3. Long-Chain Omega-3s
Omega-3 fatty acids can be split into two categories:
- Essential omega-3 fatty acids: Alpha-linolenic acid (ALA) is the only essential omega-3 fatty acid, meaning you can only get it from your diet.
- Long-chain omega-3 fatty acids: This category includes eicosapentaenoic acid (EPA) and docosahexaenoic acid (DHA). They are not technically considered essential because your body can make them from ALA.
Long-chain omega-3 fatty acids play a structural role in your brain and eyes. Adequate dietary levels also seem important for brain development and preventing inflammation, depression, breast cancer and ADHD (31, 32, 33, 34, 35, 36).
Getting enough ALA should theoretically maintain adequate EPA and DHA levels. However, studies report that the conversion of ALA to EPA may be as low as 5%, whereas conversion to DHA may be near 0% (37, 38).

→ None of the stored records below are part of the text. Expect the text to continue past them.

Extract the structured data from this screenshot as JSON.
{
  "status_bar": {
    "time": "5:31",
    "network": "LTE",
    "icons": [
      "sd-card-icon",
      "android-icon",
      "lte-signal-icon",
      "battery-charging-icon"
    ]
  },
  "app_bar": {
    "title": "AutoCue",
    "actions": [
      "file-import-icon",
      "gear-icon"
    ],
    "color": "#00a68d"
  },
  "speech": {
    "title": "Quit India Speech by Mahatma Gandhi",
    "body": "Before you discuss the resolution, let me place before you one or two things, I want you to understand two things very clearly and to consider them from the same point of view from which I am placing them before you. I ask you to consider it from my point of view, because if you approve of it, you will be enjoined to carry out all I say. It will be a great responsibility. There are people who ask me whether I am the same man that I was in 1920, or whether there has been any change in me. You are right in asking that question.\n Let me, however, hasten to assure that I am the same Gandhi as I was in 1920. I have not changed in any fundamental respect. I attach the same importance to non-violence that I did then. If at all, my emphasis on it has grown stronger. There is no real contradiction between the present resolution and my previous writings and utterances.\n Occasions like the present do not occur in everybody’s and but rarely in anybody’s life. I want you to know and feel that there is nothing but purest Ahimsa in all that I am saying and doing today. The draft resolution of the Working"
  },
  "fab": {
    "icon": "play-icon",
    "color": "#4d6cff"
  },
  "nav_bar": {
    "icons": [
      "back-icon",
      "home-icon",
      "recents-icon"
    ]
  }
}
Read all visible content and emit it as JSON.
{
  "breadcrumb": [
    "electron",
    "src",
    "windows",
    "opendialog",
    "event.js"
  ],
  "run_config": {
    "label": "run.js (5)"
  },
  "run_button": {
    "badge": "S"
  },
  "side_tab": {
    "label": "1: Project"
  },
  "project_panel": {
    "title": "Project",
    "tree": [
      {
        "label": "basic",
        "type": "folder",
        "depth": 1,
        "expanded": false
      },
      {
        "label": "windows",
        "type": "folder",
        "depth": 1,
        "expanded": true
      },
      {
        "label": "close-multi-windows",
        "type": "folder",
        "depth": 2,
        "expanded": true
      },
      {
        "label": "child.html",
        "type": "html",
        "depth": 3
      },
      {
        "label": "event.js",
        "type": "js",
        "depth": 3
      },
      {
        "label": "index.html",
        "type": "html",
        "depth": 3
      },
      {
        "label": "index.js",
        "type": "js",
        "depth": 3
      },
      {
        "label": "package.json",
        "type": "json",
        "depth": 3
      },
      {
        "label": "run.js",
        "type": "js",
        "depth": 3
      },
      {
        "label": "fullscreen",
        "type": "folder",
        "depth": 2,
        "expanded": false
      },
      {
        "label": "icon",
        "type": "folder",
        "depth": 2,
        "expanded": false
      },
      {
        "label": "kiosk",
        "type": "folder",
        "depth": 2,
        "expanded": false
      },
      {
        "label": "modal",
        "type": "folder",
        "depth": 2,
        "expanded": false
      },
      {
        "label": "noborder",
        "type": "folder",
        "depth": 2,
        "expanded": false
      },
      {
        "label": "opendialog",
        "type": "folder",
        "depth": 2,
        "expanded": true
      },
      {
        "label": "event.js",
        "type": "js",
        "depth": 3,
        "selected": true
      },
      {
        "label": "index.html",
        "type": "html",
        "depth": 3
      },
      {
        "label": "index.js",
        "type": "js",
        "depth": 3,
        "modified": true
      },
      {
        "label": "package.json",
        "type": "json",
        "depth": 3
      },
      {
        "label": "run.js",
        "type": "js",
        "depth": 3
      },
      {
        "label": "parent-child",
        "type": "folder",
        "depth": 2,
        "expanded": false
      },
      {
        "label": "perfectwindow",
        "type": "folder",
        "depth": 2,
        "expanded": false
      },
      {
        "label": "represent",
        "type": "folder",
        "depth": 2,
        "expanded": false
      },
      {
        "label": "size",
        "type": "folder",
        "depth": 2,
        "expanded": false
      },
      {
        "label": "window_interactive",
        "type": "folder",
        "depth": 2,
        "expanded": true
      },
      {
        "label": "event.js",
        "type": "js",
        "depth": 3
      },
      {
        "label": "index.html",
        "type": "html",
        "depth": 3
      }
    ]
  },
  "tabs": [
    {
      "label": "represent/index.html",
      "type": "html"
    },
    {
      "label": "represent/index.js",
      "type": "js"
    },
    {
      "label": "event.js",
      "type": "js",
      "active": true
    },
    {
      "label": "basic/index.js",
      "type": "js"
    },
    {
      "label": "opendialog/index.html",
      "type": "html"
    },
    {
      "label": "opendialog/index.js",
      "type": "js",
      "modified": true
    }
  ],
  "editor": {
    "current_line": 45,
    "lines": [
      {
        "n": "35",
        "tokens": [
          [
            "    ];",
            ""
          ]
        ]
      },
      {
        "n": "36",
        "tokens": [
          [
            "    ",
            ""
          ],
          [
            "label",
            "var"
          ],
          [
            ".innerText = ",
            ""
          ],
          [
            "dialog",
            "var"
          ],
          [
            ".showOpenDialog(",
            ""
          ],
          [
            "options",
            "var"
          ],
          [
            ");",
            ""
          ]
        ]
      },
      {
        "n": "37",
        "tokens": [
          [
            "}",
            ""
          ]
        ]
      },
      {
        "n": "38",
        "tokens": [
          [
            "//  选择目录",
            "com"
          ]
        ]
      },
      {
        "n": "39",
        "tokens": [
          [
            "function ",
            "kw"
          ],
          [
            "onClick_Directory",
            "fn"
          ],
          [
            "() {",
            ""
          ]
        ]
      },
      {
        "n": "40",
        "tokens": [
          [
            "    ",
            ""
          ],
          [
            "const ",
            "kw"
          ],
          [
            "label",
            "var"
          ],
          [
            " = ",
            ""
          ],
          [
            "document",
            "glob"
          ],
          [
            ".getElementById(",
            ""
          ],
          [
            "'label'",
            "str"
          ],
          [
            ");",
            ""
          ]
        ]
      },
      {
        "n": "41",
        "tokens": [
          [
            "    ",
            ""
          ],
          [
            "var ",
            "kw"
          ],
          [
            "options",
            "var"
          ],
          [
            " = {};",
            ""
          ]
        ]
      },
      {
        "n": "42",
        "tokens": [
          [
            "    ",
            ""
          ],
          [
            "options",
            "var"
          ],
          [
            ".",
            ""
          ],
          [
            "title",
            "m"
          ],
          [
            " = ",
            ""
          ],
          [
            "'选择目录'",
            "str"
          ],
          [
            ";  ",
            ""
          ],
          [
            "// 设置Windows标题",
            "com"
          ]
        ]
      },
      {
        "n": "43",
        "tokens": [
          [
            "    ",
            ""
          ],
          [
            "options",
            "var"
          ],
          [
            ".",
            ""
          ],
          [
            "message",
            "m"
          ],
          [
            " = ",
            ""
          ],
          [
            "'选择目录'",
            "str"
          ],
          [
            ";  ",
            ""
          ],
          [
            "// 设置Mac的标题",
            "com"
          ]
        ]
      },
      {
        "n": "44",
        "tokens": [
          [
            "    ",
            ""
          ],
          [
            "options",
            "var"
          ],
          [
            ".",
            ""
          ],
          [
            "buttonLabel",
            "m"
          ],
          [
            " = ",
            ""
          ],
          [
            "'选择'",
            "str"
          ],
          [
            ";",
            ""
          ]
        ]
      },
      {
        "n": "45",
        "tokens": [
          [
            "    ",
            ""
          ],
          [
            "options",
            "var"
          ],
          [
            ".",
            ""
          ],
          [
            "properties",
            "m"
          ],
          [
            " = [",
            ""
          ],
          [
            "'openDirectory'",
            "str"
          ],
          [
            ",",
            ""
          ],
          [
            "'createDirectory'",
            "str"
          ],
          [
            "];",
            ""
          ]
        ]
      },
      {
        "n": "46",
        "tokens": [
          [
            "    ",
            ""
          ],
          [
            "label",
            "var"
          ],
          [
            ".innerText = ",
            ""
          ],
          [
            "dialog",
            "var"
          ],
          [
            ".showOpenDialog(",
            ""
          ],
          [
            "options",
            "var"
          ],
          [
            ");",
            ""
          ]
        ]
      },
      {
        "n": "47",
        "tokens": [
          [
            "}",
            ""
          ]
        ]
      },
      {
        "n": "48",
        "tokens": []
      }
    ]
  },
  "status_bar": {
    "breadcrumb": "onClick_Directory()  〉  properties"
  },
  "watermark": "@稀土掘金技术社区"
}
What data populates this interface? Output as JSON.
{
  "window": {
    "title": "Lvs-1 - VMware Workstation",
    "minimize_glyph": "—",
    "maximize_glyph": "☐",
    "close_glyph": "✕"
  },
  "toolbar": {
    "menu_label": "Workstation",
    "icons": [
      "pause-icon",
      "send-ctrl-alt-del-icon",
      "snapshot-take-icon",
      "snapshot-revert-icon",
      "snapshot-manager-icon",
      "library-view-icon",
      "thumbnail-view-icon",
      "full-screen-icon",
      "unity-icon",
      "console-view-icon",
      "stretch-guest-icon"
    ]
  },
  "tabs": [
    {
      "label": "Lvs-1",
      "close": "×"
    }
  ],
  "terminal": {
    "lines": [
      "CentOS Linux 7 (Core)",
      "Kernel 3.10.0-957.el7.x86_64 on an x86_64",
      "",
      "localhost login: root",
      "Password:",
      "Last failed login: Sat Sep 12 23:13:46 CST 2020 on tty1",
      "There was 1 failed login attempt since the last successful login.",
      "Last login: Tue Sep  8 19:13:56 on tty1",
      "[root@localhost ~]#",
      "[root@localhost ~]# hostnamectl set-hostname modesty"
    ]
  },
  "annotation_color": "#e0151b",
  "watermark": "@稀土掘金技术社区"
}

Additionally, research consistently shows that vegetarians and vegans have up to 50% lower blood and tissue concentrations of EPA and DHA than omnivores (39).
While no official RDA exists, most health professionals agree that 200–300 mg of a supplement containing EPA and DHA per day should be sufficient (39).
Vegans can reach this recommended intake through an algae oil supplement.
Minimizing your intake of omega-6 fatty acids from oils such as corn, soy, safflower, sunflower and sesame, as well as making sure to eat enough ALA-rich foods, may further help maximize EPA and DHA levels (40).